The blaze, which has since swelled to more 500,000 hectares (1.2 million acres), destroyed neighborhoods, cut basic services, and heaped anxiety on a community already reeling from a two-year slump in global crude prices.

Some residents are due to return beginning June 1.

Adding to residents' concerns, the city is nestled among prime bear habitat in northern Alberta's lush boreal forests, said University of Alberta conservation biologist Lee Foote.

There are perhaps 40,000 bears in the province, many of which will be searching for food after a nearly six-month winter hibernation at just the time residents are returning home, Foote said. Black bears can weigh 150 kg (330 lb).

A similar situation emerged after Canada's 2011 Slave Lake blaze, when a local fire crew noted in an online journal entry that the torched forest and tantalizing garbage "had lured the bears into the community."

Officials fatally shot more than 40 bears in the area, Foote said.

In Fort McMurray, seven wildlife officials are patrolling for bears, cleaning up garage, and setting baited traps to capture animals that may be "habituated" to a food-rich area and likely to return and possibly pose a threat to humans, Cox said.
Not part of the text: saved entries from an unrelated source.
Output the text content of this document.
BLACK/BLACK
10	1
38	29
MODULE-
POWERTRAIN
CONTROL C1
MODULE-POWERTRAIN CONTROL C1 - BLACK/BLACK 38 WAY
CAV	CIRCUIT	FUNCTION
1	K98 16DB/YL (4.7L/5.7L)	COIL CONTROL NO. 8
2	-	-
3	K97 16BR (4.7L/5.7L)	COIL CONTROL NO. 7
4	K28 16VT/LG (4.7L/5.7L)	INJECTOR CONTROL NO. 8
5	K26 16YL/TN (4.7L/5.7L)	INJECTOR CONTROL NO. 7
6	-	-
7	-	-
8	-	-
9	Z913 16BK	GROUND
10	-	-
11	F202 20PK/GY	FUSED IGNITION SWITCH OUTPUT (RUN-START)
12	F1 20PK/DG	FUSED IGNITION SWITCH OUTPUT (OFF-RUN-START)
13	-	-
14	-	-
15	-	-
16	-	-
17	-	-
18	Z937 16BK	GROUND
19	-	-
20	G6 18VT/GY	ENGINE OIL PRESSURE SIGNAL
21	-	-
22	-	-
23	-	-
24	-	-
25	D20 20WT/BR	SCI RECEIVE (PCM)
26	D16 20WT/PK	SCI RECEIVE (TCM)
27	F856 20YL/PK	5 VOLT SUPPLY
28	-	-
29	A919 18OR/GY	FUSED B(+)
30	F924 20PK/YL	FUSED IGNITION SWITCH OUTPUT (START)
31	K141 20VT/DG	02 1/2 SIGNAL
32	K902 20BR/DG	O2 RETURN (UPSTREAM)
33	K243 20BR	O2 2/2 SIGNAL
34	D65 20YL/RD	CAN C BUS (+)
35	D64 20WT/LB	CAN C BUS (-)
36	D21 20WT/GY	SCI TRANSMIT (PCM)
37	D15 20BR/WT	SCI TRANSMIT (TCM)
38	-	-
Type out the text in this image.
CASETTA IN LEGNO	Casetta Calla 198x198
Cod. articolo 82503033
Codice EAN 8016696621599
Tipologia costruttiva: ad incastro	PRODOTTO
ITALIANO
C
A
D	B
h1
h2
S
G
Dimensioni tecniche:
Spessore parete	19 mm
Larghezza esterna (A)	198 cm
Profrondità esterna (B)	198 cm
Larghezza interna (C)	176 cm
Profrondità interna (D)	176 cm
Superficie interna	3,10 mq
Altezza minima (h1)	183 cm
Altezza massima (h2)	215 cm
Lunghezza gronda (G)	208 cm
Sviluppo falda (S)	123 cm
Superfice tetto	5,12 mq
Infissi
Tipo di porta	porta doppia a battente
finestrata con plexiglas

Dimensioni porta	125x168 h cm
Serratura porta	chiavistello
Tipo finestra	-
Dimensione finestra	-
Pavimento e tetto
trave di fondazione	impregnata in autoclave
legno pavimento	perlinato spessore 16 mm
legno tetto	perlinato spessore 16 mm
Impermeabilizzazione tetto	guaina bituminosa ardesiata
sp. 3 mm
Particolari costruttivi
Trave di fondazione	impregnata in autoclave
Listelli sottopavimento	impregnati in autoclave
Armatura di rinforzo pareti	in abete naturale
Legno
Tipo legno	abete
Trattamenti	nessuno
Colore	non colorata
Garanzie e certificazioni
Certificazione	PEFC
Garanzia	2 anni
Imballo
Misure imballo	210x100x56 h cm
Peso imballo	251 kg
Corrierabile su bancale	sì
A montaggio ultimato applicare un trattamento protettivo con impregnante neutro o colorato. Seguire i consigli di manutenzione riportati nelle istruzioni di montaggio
They have captured four bears so far, two of which they released back into the wild, and two which they euthanized, Cox said.

"Officers feel the same distaste as members of the public feel for putting a bear down," Cox said.

While taking photographs of a charred hotel in Fort McMurray, George Kourounis, who presents the Angry Planet television series, said he came within a few paces of a bear.

"I spotted something moving out of the corner of my eye and that something was a great big black bear looking for food in this dumpster just outside the hotel," he said. "It was crazy."